According to present practice labyrinth-type seals are used between the forward and aft cavities. Such seals are well known in the art and include a plurality of circumferential teeth which are contiguous with a circumferential sealing surface made from a high temperature resistant abradable material or other deformable materials to form the sealing surface with which the labyrinth teeth coact and, due to the deformability of the honeycomb material, the sealing surface becomes deformed without injury to the teeth thereby establishing a minimum clearance required under the operating conditions.

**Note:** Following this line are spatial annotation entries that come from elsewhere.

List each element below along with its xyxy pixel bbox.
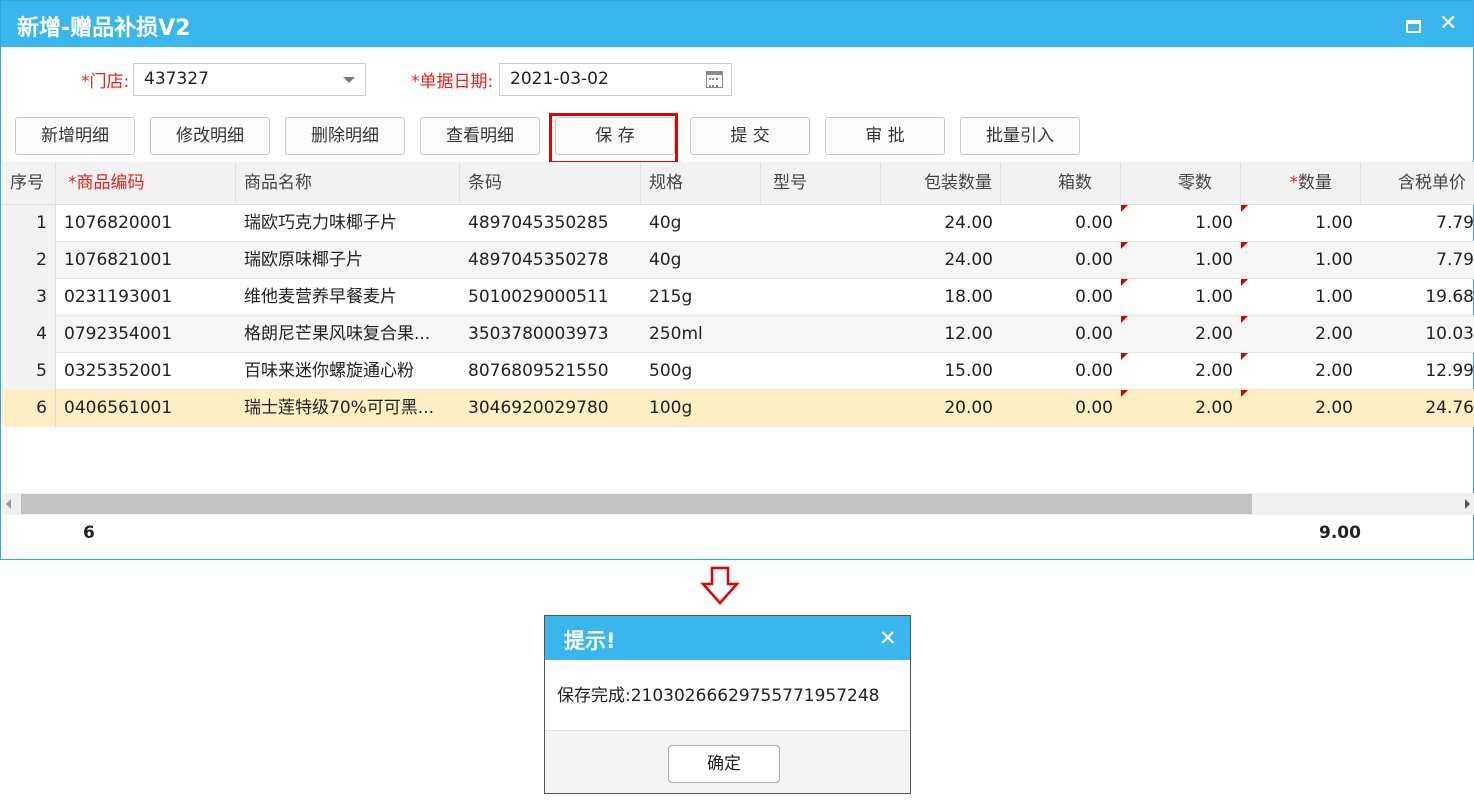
table-row[interactable]: 5 0325352001 百味来迷你螺旋通心粉 8076809521550 50… xyxy=(2,353,1474,390)
qty-total: 9.00 xyxy=(1319,523,1361,543)
grid-header: 序号 *商品编码 商品名称 条码 规格 型号 包装数量 箱数 零数 *数量 含税… xyxy=(2,162,1474,205)
col-price[interactable]: 含税单价 xyxy=(1361,162,1474,205)
scroll-right-icon[interactable] xyxy=(1465,499,1470,509)
alert-dialog: 提示! ✕ 保存完成:2103026662975577195724​8 确定 xyxy=(544,615,911,794)
dialog-footer: 确定 xyxy=(545,730,910,793)
maximize-icon[interactable] xyxy=(1406,20,1421,33)
table-row[interactable]: 2 1076821001 瑞欧原味椰子片 4897045350278 40g 2… xyxy=(2,242,1474,279)
chevron-down-icon[interactable] xyxy=(343,77,355,83)
view-detail-button[interactable]: 查看明细 xyxy=(420,117,540,155)
title-bar: 新增-赠品补损V2 ✕ xyxy=(1,1,1473,47)
dialog-header: 提示! ✕ xyxy=(545,616,910,660)
close-icon[interactable]: ✕ xyxy=(879,626,897,650)
dialog-message: 保存完成:2103026662975577195724​8 xyxy=(557,686,880,706)
calendar-icon[interactable] xyxy=(706,71,723,88)
col-barcode[interactable]: 条码 xyxy=(460,162,641,205)
col-pack[interactable]: 包装数量 xyxy=(881,162,1001,205)
table-row-selected[interactable]: 6 0406561001 瑞士莲特级70%可可黑... 304692002978… xyxy=(2,390,1474,427)
date-label: *单据日期: xyxy=(411,72,494,92)
scrollbar-thumb[interactable] xyxy=(21,494,1252,514)
date-field[interactable]: 2021-03-02 xyxy=(499,63,732,96)
col-loose[interactable]: 零数 xyxy=(1121,162,1241,205)
add-detail-button[interactable]: 新增明细 xyxy=(15,117,135,155)
row-count-total: 6 xyxy=(83,523,95,543)
dialog-title: 提示! xyxy=(564,629,616,653)
col-idx[interactable]: 序号 xyxy=(2,162,56,205)
store-label: *门店: xyxy=(81,72,130,92)
table-row[interactable]: 3 0231193001 维他麦营养早餐麦片 5010029000511 215… xyxy=(2,279,1474,316)
arrow-down-icon xyxy=(700,566,740,605)
col-spec[interactable]: 规格 xyxy=(641,162,761,205)
table-row[interactable]: 4 0792354001 格朗尼芒果风味复合果... 3503780003973… xyxy=(2,316,1474,353)
store-select[interactable]: 437327 xyxy=(133,63,366,96)
batch-import-button[interactable]: 批量引入 xyxy=(960,117,1080,155)
approve-button[interactable]: 审 批 xyxy=(825,117,945,155)
submit-button[interactable]: 提 交 xyxy=(690,117,810,155)
scroll-left-icon[interactable] xyxy=(6,499,11,509)
col-box[interactable]: 箱数 xyxy=(1001,162,1121,205)
close-icon[interactable]: ✕ xyxy=(1439,11,1457,37)
col-code[interactable]: *商品编码 xyxy=(56,162,236,205)
delete-detail-button[interactable]: 删除明细 xyxy=(285,117,405,155)
window-title: 新增-赠品补损V2 xyxy=(17,16,191,41)
save-highlight-box xyxy=(549,113,678,164)
col-qty[interactable]: *数量 xyxy=(1241,162,1361,205)
col-name[interactable]: 商品名称 xyxy=(236,162,460,205)
table-row[interactable]: 1 1076820001 瑞欧巧克力味椰子片 4897045350285 40g… xyxy=(2,205,1474,242)
col-model[interactable]: 型号 xyxy=(761,162,881,205)
horizontal-scrollbar[interactable] xyxy=(2,493,1474,515)
edit-detail-button[interactable]: 修改明细 xyxy=(150,117,270,155)
ok-button[interactable]: 确定 xyxy=(668,745,780,783)
main-window: 新增-赠品补损V2 ✕ *门店: 437327 *单据日期: 2021-03-0… xyxy=(0,0,1474,560)
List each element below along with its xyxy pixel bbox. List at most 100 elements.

When such labyrinth seal is installed in the high pressure interstage region of the high pressure or HP turbine between the forward and aft cavities as can be seen from the detailed description hereinafter, during operation cooling air passes through the HP stage two nozzle and purges the forward cavity behind the stage one disk. This air then leaks through the labyrinth seal to purge the aft cavity in front of the stage two disk post. With such arrangement, stage two disk creep has been found due to the temperature rise in the cooling air as it passes through the labyrinth seal and, for some operating conditions, inflow of the hot gas stream into the aft cavity due to insufficient purge flow. In order to remedy the above-noted deficiency, axial slots were incorporated into the honeycomb portion of the interstage seal to supply additional cooling air directly to the aft cavity and thus reduce the net aft cavity air temperature. It has been found, however, that the air stream leaving the axial slots requires energy input to be accelerated to the rotor speed, increasing the temperature of the air relative to the stage two rotor. Therefore, the efficiency of such a system remained below expectations.